GOUVERNANCE DES DONNÉES

Charles Ngando Black

8/13/202516 min temps de lecture

an abstract image of a bunch of cubes
an abstract image of a bunch of cubes

1. Introduction

L'intégration des exigences clés dès la conception des systèmes est devenue un principe essentiel dans de nombreux domaines. Cette approche, initialement apparue dans l'écoconception, s'est étendue à la protection de la vie privée (Privacy by Design), à la sécurité des systèmes (Security by Design), et même à l'intelligence artificielle (AI by Design). L'idée est simple : anticiper les contraintes pour les transformer en leviers d'action, plutôt que de les traiter après le déploiement des systèmes.
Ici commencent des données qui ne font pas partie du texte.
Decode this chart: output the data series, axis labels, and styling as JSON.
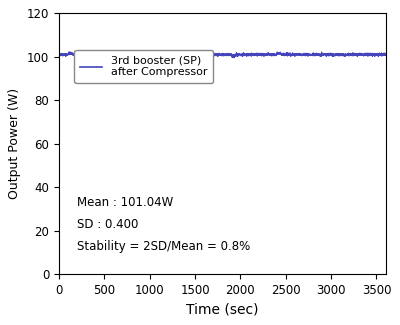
{
  "title": "",
  "xlabel": "Time (sec)",
  "ylabel": "Output Power (W)",
  "xlim": [
    0,
    3600
  ],
  "ylim": [
    0,
    120
  ],
  "xticks": [
    0,
    500,
    1000,
    1500,
    2000,
    2500,
    3000,
    3500
  ],
  "yticks": [
    0,
    20,
    40,
    60,
    80,
    100,
    120
  ],
  "mean": 101.04,
  "sd": 0.4,
  "num_points": 3600,
  "line_color": "#4444bb",
  "line_width": 0.7,
  "legend_label_line1": "3rd booster (SP)",
  "legend_label_line2": "after Compressor",
  "annotation_mean": "Mean : 101.04W",
  "annotation_sd": "SD : 0.400",
  "annotation_stability": "Stability = 2SD/Mean = 0.8%",
  "annotation_fontsize": 8.5,
  "background_color": "#ffffff",
  "seed": 42
}
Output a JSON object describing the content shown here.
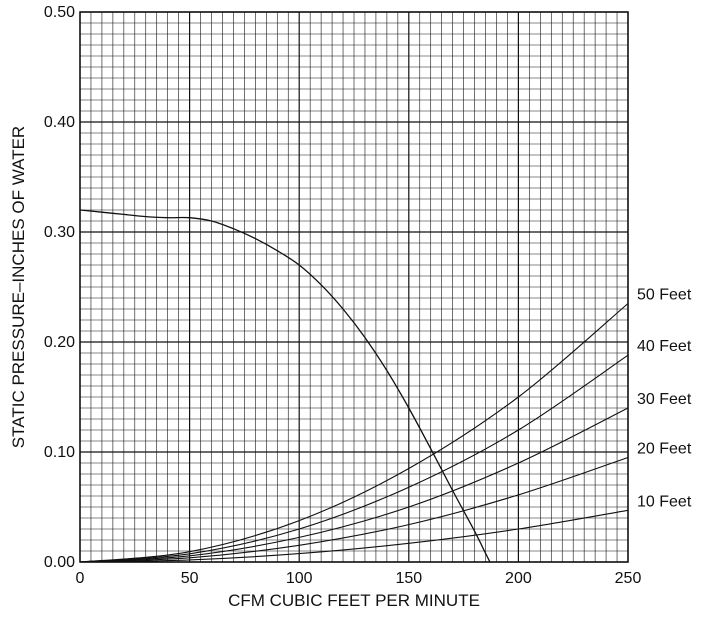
{
  "chart_data": {
    "type": "line",
    "title": "",
    "xlabel": "CFM CUBIC FEET PER MINUTE",
    "ylabel": "STATIC PRESSURE–INCHES OF WATER",
    "xlim": [
      0,
      250
    ],
    "ylim": [
      0,
      0.5
    ],
    "x_ticks": [
      "0",
      "50",
      "100",
      "150",
      "200",
      "250"
    ],
    "y_ticks": [
      "0.00",
      "0.10",
      "0.20",
      "0.30",
      "0.40",
      "0.50"
    ],
    "grid": true,
    "fan_curve": {
      "x": [
        0,
        10,
        20,
        30,
        40,
        50,
        60,
        70,
        80,
        90,
        100,
        110,
        120,
        130,
        140,
        150,
        160,
        170,
        180,
        185,
        187
      ],
      "y": [
        0.32,
        0.318,
        0.316,
        0.314,
        0.313,
        0.313,
        0.31,
        0.303,
        0.294,
        0.283,
        0.27,
        0.252,
        0.23,
        0.204,
        0.174,
        0.14,
        0.103,
        0.065,
        0.028,
        0.008,
        0.0
      ]
    },
    "series": [
      {
        "name": "10 Feet",
        "x": [
          0,
          50,
          100,
          150,
          200,
          250
        ],
        "y": [
          0,
          0.0019,
          0.0076,
          0.017,
          0.03,
          0.047
        ]
      },
      {
        "name": "20 Feet",
        "x": [
          0,
          50,
          100,
          150,
          200,
          250
        ],
        "y": [
          0,
          0.0038,
          0.0152,
          0.034,
          0.061,
          0.095
        ]
      },
      {
        "name": "30 Feet",
        "x": [
          0,
          50,
          100,
          150,
          200,
          250
        ],
        "y": [
          0,
          0.0056,
          0.0224,
          0.05,
          0.09,
          0.14
        ]
      },
      {
        "name": "40 Feet",
        "x": [
          0,
          50,
          100,
          150,
          200,
          250
        ],
        "y": [
          0,
          0.0075,
          0.03,
          0.068,
          0.12,
          0.188
        ]
      },
      {
        "name": "50 Feet",
        "x": [
          0,
          50,
          100,
          150,
          200,
          250
        ],
        "y": [
          0,
          0.0094,
          0.0376,
          0.085,
          0.15,
          0.235
        ]
      }
    ]
  }
}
Dans le domaine des données, cette approche est encore peu répandue. Souvent, les données sont produites dans l'urgence, comme un résultat secondaire des processus métiers ou techniques. Leur qualité, leur traçabilité et leur sens ne sont que rarement pensés en amont, ce qui nuit à leur fiabilité et complique leur valorisation.
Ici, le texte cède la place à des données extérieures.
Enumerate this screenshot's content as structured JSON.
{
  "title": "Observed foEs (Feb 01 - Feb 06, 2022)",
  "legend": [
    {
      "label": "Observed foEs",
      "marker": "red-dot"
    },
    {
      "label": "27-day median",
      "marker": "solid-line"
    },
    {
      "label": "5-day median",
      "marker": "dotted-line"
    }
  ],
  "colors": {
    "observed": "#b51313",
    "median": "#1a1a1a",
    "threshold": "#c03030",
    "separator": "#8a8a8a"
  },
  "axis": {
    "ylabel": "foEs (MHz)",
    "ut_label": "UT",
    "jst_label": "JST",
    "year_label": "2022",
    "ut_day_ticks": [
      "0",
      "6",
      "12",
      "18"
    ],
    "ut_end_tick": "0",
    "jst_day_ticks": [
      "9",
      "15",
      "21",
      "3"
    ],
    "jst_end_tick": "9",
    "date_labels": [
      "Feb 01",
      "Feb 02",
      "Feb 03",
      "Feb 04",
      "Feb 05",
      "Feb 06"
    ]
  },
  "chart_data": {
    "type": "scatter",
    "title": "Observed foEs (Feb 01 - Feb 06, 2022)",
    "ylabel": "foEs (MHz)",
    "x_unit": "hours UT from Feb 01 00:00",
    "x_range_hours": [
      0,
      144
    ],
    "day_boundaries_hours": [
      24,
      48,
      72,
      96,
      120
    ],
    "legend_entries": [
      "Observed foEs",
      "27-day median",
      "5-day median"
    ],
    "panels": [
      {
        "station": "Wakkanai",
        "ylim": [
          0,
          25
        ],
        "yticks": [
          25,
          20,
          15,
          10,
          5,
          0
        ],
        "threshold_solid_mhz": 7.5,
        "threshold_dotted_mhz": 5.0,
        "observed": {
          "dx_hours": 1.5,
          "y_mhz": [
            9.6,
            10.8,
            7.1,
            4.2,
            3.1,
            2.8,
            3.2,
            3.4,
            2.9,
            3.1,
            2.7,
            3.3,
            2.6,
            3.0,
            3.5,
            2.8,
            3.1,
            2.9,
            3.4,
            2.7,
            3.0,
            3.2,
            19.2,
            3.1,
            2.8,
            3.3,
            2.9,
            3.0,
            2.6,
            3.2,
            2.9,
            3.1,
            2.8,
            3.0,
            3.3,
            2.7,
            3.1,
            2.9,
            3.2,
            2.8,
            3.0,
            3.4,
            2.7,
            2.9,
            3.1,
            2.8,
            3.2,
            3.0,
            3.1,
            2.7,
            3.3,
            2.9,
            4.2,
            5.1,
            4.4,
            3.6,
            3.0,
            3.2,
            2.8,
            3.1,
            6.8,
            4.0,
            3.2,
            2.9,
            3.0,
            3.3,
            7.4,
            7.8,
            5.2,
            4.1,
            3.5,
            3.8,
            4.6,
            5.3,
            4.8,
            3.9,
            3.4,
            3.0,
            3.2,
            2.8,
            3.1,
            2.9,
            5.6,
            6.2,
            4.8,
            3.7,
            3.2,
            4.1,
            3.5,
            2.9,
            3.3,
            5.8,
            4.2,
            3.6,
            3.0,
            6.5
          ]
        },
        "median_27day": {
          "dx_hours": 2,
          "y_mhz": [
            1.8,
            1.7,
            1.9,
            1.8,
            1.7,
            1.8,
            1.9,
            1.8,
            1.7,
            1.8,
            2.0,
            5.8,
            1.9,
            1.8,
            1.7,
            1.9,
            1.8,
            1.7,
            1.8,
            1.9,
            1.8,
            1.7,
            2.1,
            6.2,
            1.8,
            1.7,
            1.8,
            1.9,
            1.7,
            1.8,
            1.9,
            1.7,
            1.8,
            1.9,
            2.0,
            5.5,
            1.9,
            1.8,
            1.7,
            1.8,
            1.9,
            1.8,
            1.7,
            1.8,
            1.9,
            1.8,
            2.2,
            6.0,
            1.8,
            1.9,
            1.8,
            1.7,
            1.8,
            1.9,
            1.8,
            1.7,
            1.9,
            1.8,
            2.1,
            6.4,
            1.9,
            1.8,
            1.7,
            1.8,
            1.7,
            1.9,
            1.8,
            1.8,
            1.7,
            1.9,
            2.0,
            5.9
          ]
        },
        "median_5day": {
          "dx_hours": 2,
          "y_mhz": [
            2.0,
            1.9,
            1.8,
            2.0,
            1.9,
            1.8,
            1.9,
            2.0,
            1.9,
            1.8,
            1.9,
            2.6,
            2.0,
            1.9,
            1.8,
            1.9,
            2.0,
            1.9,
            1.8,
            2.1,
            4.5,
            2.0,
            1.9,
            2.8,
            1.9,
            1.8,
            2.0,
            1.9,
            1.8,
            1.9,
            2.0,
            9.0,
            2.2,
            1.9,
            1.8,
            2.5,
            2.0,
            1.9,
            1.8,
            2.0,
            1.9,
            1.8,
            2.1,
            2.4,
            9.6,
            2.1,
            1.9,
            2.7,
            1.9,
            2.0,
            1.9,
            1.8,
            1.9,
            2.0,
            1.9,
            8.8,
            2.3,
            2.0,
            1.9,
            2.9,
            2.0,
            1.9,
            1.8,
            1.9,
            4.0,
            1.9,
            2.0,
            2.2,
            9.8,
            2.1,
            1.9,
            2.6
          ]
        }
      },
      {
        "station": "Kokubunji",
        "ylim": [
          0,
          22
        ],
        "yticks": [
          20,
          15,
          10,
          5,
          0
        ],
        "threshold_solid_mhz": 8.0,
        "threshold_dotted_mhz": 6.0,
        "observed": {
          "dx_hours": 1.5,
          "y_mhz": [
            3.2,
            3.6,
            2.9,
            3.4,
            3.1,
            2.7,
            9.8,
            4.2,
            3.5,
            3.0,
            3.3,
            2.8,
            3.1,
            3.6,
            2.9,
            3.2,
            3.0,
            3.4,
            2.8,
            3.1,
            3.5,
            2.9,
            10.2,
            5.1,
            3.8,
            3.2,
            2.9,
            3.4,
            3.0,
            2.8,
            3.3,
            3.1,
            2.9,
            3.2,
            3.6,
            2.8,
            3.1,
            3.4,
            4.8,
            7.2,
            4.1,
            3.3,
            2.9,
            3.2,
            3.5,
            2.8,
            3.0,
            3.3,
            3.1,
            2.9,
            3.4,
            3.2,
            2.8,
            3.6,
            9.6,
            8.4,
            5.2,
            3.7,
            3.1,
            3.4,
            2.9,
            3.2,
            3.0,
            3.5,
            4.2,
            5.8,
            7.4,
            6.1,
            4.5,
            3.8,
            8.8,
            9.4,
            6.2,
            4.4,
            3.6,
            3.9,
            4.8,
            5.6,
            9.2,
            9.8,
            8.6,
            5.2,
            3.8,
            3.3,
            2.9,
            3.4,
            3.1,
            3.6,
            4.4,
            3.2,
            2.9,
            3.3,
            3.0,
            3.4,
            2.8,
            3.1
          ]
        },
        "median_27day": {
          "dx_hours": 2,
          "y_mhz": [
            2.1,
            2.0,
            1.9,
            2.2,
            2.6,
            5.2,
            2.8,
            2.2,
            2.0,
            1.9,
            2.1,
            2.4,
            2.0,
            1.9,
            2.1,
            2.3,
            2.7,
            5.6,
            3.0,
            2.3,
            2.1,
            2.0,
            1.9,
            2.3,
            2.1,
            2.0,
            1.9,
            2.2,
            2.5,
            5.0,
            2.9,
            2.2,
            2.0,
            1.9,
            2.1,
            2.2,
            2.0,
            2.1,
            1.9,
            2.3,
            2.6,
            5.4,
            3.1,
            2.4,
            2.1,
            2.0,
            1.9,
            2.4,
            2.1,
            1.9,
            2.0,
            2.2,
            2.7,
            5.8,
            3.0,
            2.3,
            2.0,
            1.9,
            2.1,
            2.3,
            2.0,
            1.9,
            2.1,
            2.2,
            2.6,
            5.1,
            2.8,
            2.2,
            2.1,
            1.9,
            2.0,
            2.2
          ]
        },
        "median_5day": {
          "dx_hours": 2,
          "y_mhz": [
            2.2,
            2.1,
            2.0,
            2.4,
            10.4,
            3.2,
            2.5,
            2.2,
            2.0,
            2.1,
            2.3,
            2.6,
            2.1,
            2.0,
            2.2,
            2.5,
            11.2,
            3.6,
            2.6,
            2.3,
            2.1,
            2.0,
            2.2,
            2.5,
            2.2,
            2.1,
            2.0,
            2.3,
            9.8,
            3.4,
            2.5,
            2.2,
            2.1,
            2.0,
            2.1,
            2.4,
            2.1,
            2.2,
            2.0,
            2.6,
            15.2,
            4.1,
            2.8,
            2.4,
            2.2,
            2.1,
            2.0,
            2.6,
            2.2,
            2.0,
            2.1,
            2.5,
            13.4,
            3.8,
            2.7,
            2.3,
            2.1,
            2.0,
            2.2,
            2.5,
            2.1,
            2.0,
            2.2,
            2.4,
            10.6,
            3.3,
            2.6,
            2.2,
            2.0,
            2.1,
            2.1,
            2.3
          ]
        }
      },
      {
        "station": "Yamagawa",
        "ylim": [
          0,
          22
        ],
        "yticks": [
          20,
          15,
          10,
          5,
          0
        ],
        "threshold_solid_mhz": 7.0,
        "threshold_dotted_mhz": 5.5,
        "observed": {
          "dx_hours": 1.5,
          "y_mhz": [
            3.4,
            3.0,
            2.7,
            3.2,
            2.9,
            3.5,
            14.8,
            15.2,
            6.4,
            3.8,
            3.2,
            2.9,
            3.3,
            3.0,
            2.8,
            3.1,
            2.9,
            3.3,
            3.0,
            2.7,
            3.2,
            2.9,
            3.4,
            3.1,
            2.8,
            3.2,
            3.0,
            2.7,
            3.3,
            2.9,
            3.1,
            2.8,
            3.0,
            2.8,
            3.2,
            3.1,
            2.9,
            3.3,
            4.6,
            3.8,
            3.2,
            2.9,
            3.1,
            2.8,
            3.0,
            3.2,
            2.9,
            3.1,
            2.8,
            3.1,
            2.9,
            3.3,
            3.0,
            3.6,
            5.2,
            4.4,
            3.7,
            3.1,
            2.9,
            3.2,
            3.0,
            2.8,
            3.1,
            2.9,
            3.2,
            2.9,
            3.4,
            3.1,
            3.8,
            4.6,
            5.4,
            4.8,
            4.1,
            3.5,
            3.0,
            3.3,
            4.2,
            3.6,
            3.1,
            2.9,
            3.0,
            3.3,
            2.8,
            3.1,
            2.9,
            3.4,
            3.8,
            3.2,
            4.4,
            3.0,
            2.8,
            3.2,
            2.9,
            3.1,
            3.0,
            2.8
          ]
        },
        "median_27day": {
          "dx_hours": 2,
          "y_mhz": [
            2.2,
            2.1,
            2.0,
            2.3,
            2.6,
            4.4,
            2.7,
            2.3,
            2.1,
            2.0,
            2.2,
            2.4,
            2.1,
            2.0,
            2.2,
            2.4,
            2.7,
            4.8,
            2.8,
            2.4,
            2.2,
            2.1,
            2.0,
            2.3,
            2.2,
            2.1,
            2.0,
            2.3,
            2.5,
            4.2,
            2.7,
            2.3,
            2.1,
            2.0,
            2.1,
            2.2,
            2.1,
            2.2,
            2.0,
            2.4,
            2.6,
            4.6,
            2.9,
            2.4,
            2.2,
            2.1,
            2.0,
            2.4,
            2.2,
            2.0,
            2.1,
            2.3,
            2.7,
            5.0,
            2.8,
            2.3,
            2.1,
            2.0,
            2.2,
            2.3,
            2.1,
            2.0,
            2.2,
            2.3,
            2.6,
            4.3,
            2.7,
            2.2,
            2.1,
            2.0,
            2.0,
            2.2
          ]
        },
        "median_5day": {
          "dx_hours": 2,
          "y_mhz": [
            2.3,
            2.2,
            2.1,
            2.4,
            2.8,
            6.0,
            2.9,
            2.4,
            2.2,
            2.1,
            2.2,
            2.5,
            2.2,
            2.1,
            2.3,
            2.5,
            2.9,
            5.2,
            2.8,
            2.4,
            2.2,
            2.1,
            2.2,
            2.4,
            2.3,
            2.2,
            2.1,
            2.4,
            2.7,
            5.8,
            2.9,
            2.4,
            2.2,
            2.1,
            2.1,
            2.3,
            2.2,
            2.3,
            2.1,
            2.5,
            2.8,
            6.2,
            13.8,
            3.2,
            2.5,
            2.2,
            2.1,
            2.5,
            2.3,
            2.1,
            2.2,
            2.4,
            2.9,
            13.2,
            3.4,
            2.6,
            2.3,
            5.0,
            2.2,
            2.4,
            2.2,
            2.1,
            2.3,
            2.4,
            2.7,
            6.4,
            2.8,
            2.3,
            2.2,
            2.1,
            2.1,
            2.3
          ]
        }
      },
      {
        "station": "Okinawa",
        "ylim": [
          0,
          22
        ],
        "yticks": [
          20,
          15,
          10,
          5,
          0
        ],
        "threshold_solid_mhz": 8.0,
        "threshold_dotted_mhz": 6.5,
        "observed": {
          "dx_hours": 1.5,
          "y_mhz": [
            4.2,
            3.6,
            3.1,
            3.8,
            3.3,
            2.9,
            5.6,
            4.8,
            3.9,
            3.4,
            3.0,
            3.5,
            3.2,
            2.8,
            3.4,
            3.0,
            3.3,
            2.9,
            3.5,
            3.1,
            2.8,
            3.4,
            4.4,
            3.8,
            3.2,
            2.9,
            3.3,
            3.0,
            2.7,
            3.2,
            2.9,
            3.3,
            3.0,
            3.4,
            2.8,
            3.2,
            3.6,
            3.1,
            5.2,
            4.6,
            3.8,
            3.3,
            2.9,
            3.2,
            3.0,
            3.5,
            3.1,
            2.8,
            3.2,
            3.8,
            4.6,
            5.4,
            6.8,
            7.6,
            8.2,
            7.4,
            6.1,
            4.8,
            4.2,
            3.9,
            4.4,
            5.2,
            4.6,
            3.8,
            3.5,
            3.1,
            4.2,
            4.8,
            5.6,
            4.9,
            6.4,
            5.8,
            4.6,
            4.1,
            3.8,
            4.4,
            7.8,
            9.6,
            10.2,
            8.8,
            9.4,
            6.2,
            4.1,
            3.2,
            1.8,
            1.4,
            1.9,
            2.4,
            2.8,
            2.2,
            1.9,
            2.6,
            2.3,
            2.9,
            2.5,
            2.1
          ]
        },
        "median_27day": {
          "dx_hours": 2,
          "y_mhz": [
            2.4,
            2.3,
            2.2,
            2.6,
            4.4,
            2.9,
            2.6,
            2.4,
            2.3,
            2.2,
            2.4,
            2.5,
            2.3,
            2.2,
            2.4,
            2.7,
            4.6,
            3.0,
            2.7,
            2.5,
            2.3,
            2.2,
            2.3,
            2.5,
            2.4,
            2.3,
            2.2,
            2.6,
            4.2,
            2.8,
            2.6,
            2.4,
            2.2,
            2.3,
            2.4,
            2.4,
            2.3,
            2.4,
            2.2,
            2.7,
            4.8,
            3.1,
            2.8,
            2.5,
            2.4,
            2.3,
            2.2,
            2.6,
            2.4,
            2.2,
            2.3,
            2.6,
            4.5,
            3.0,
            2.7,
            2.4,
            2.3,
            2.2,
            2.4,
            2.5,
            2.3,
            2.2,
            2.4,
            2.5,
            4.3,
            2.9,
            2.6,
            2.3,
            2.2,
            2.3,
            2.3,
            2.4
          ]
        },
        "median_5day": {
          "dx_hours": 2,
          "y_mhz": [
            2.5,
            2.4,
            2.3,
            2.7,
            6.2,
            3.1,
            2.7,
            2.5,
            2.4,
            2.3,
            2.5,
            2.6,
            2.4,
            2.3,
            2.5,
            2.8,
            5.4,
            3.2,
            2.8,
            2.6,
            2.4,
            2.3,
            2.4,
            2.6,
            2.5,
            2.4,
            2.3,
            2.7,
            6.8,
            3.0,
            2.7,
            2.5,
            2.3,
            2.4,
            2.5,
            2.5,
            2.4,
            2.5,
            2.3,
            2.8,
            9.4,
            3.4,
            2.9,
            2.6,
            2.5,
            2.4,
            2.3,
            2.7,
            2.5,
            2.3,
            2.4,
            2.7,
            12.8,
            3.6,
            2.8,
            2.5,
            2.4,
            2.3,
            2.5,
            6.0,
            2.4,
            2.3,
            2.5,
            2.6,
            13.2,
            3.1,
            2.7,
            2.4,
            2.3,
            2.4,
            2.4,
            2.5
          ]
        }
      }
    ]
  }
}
Le Data by Design vise à corriger ce déséquilibre. Il consiste à placer la donnée au cœur de la conception des systèmes, en tenant compte de ses usages, de sa sensibilité, de sa durée de vie et de ses contraintes dès sa création. Pour être efficace, cette démarche doit s'appuyer sur des rôles clairement définis, des pratiques partagées et des outils adaptés. Elle nécessite un cadre de gouvernance pour en assurer l'application systématique. Sans ce cadre, un haut niveau de maturité collective peut permettre sa mise en œuvre, mais cette condition est exigeante et rarement réunie.
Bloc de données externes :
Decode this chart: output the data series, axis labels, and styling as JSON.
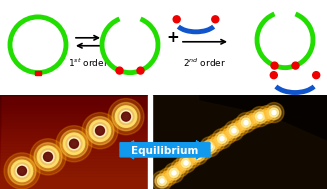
{
  "bg_color": "#ffffff",
  "green_color": "#22dd00",
  "red_color": "#ee0000",
  "blue_color": "#1155cc",
  "arrow_color": "#1199ee",
  "equilibrium_text": "Equilibrium",
  "stm_left_bg": "#880000",
  "stm_right_bg": "#100800",
  "fig_width": 3.27,
  "fig_height": 1.89,
  "dpi": 100
}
Cet article vise à clarifier les apports du Data by Design et les conditions concrètes de sa mise en place. Il détaille les étapes, l'organisation nécessaire, les outils à utiliser, et les liens à établir avec d'autres approches by design. L'objectif est de faire de la donnée non plus un sous-produit, mais un point d'ancrage structurant pour des systèmes plus fiables, durables et gouvernés de facon cohérente.

2. Pourquoi penser la donnée dès la conception

Dans de nombreux projets, la donnée n'est pas prise en compte dès le début. Elle est souvent considérée comme un élément secondaire, produit au fur et à mesure pour répondre à des besoins immédiats. Sa qualité, sa signification et sa traçabilité ne sont que rarement anticipées. Ce n'est que lorsque des problèmes surviennent – comme des incohérences, des mauvaises interprétations, des erreurs d'analyse ou des défauts de conformité – que des mesures correctives sont prises. Mais ces réactions tardives sont souvent coûteuses et difficiles à intégrer.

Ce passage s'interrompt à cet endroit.